6 Clinical Conference Maximum tolerated dose of a humanized anti-vascular endothelial growth factor antibody fragment for treating neovascular age-related macular degeneration. 2005

Rosenfeld PJ, Schwartz SD, Blumenkranz MS, Miller JW, Haller JA, Reimann JD, Greene WL, Shams N. · Department of Ophthalmology, Bascom Palmer Eye Institute, University of Miami, Miami, Florida 33136, USA. · Ophthalmology. · Pubmed #15885778 No free full text.

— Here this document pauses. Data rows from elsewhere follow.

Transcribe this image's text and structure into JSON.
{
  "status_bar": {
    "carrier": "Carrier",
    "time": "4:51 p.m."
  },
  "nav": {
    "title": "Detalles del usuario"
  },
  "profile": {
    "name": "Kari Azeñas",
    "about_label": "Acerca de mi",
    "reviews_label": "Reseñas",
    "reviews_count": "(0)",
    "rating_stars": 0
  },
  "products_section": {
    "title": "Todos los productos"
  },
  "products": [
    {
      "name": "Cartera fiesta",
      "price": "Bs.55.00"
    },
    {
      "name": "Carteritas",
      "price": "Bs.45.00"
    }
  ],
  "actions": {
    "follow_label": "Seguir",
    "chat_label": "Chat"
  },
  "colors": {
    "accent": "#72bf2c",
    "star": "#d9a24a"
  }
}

Abstract: PURPOSE: To investigate the maximum tolerated dose of ranibizumab administered as a single intravitreal injection. DESIGN: Open-label, 5-center, uncontrolled, prospective, dose-ranging, interventional case series. PARTICIPANTS: Twenty-seven patients with subfoveal choroidal neovascularization (CNV) secondary to age-related macular degeneration (AMD) with best-corrected Snellen equivalent visual acuity (VA) of 20/100 or worse and considered ineligible for laser photocoagulation or photodynamic therapy. METHODS: A single intravitreal injection of ranibizumab was to be administered at 1 of 6 escalating doses (50, 150, 300, 500, 1000, and 2000 microg), with escalation to the next dose level occurring only after the safety and tolerability of the lower dose level was established through postinjection day 14. Follow-up examinations were performed on postinjection days 1, 3, 7, 14, 42, and 90. Enrollment was stopped if > or =2 patients experienced dose-limiting toxicity. MAIN OUTCOME MEASURES: The primary safety measures were changes from baseline in VA, intraocular pressure (IOP), intraocular inflammation, and production of antiranibizumab antibody. Dose-limiting toxicity was defined by intraocular inflammation, elevated IOP, reduced VA, or hemorrhage within 90 days after injection. RESULTS: All patients completed this single intravitreal injection study, and 500 microg of ranibizumab was the maximum tolerated dose. At the higher dose of 1000 microg, significant intraocular inflammation was noted. All adverse events were self-limited, and no infectious endophthalmitis occurred. Aqueous or vitreous ocular inflammation occurred in 12 subjects, with complete resolution within 42 days. In 9 of the subjects, the inflammation was graded as trace to 1+ and required no treatment; in 3 of the subjects, the inflammation was graded as 2+ or 3+, and 2 of the 3 were treated with topical 1% prednisolone acetate. No serum antiranibizumab antibodies were detected. All patients had VA similar or improved compared with baseline values. CONCLUSION: The maximum tolerated single dose of ranibizumab in neovascular AMD patients was 500 microg. Single intravitreal injections of ranibizumab up to a dose of 500 microg were safe and well tolerated in this small group of patients.